Ela não queria, por Deus, como não queria ter que acertar Petrov justo naquela curva. Mas eles estavam entrando nas voltas finais da corrida e as demais curvas eram triplamente mais perigosas e arriscadas para se tentar um acidente leve.

Ela não tinha escolha.

Com o peito ardendo em chamas ela acelera na saída da reta e ao invés do modo 7, aperta o 8.

Ela passa por dentro do primeiro desvio, suas rodas travam e o carro roda duas vezes na pista. Sua traseira atinge o carro da frente enquanto sua dianteira toca o carro que vinha logo atrás.

Sobe a terra das britas enquanto várias pedrinhas são lançadas contra o seu capacete, atinge suas mãos e o próprio carro. A Alfa Toro passa de raspão pelo muro e perde uma roda enquanto a McDraguen se choca com a Astro Martíni.

Merda!— ela grita irritada.

“Você está bem?”— Andy questiona preocupado.

— Sim. – ela afirma com dificuldade pelo bolo que crescia na garganta, à sua frente estava ironicamente o muro onde Sampaio havia batido. – Sinto muito, gente. Sinto muito mesmo. – ela funga – Entrei na curva com muita velocidade. Eu sou uma idiota.

“Tudo bem, Lizzie. Não se preocupe, essas coisas acontecem. Recuperamos na próxima corrida.” – o engenheiro diz, sempre compreensivo –  “O Safety car já foi acionado, pode sair do carro. O resgate já está indo.”

Ela solta a fivela de seu cinto e abre a viseira do seu capacete brutamente, passando as mãos nos olhos com força.

Estava triste, frustrava e com raiva.

Eliza já não aguentava mais ter que submeter outros pilotos ao perigo por conta de um acordo sujo e seu coração se enchia de culpa. Já havia se passado três corridas e ela ainda não sabia como se livrar das chantagens de John.

Liza desconecta seu volante do painel, coloca na frontal do carro e salta para fora do cockpit.

Ao lado dos próprios carros estavam Petrov resmungando alto e Lance Spprol balançando a cabeça em negativa, ambos completamente frustrados.

Os socorristas logo se aproximam e os indicam a saída emergencial, por trás do guard rail enquanto vários agentes do perímetro providenciavam a limpeza dos destroços na pista.

Os três se encaminham até a saída de ombros baixos e desapontamento nítido na face.

Liza tira o capacete e a touca antes de se acomodar ao lado de Lance no carro de golfe que os levariam de volta às garagens.

— Sinto muito, gente. – ela diz passando as mãos por entre os cabelos, jogando-os para trás. – Isso foi uma grande merda. Eu perdi o controle e as rodas... Elas... – ela suspira nervosa – Me perdoem.

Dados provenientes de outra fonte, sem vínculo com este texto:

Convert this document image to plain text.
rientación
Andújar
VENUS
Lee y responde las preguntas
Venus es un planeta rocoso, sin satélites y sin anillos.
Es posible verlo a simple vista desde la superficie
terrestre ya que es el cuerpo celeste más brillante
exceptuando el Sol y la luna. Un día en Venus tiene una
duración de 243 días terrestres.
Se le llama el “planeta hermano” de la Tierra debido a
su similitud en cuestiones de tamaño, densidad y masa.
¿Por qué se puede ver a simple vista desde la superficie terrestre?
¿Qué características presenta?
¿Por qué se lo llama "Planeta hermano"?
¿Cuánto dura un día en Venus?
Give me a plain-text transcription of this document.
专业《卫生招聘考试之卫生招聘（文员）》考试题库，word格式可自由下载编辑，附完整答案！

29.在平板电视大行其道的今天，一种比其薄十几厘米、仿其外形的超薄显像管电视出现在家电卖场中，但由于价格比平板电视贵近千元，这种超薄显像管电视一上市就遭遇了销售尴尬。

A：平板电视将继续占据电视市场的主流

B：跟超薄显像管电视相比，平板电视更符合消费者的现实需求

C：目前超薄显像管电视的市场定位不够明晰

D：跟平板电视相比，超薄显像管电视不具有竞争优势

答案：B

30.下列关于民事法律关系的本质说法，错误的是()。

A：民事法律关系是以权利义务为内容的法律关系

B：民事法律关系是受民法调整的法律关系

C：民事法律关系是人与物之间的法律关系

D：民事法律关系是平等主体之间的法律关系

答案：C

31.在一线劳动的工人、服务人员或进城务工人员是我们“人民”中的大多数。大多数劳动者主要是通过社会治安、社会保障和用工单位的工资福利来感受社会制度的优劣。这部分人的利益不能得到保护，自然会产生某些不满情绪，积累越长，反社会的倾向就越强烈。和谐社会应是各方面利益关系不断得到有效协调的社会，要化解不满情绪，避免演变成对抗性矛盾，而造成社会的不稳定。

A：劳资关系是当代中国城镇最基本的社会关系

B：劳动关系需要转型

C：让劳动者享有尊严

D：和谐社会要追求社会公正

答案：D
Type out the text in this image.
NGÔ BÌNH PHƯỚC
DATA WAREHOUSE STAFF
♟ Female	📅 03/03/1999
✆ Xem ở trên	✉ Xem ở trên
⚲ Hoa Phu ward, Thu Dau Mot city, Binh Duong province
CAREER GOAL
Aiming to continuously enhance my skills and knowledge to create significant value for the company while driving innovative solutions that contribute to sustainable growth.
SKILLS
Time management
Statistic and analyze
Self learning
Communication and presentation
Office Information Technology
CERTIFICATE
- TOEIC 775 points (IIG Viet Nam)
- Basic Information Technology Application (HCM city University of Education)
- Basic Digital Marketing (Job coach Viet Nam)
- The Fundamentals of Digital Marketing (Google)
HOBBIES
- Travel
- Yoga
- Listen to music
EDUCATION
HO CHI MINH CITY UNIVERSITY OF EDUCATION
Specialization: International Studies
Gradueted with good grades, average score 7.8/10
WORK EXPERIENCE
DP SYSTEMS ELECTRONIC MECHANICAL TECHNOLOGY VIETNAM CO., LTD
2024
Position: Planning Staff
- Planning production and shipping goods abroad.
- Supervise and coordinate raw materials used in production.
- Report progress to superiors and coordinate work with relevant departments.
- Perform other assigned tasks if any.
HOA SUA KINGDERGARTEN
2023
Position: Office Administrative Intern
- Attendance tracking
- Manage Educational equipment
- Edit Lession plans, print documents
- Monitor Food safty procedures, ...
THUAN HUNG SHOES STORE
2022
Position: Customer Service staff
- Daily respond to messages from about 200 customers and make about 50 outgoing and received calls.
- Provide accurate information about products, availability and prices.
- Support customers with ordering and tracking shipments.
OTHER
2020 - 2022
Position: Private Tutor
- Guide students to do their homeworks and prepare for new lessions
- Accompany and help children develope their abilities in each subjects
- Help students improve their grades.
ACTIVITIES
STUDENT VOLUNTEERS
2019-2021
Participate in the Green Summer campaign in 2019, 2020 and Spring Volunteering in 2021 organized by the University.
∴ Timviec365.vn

— Tem que tomar cuidado, Benedetti. – Petrov fala num sotaque puxado para o russo. O tom de repreensão. – Eu mal te vi na lateral e já estava nas britas. Você entrou na curva feito um raio.

Ela assente sentida.

— Ou foi feito um torpedo? – Lance declara, um ar de riso na face.

— Cala a boca. – Petrol fala, as sobrancelhas juntas em um semblante raivoso.

— Não entendi. – Liza diz e olha de um ao outro.

— Há alguns anos o Duncan fez a mesma coisa, se não me engano na largada do GP da China. – Lance explica enquanto o carro partia com eles. – Ele causou um acidente com o Weber e o Ricardo, comprometeu a corrida dos dois. No final da corrida o Seb nervoso foi tirar satisfação com o Duncan, dizendo que ele chegou feito um torpedo, que tinha que ter mais cuidado. – Lance ri – Foi o meme da temporada.

Liza segura o riso e olha para Petrov, que cede e ri fraco. O clima já está mais descontraído.

— Você nem estava na corrida. – o russo diz.

— O vídeo é um dos mais famosos e engraçados da internet. – Lance diz. – O Richarts te chama de torpedo até hoje por isso.

— Então é por isso?! – Liza diz com ar divertido.

Petrov se permiti rir abertamente.

O fato é que essas coisas acontecem, todo muito tem uma fase ruim. – Lance diz à Liza. – Não se condene. Logo isso passa.

Ele aperta o ombro da pilota em apoio e ela sorri fraco.

 Se ele realmente soubesse, ela pensa. E se sente ainda mais culpada por estarem sendo legais com ela.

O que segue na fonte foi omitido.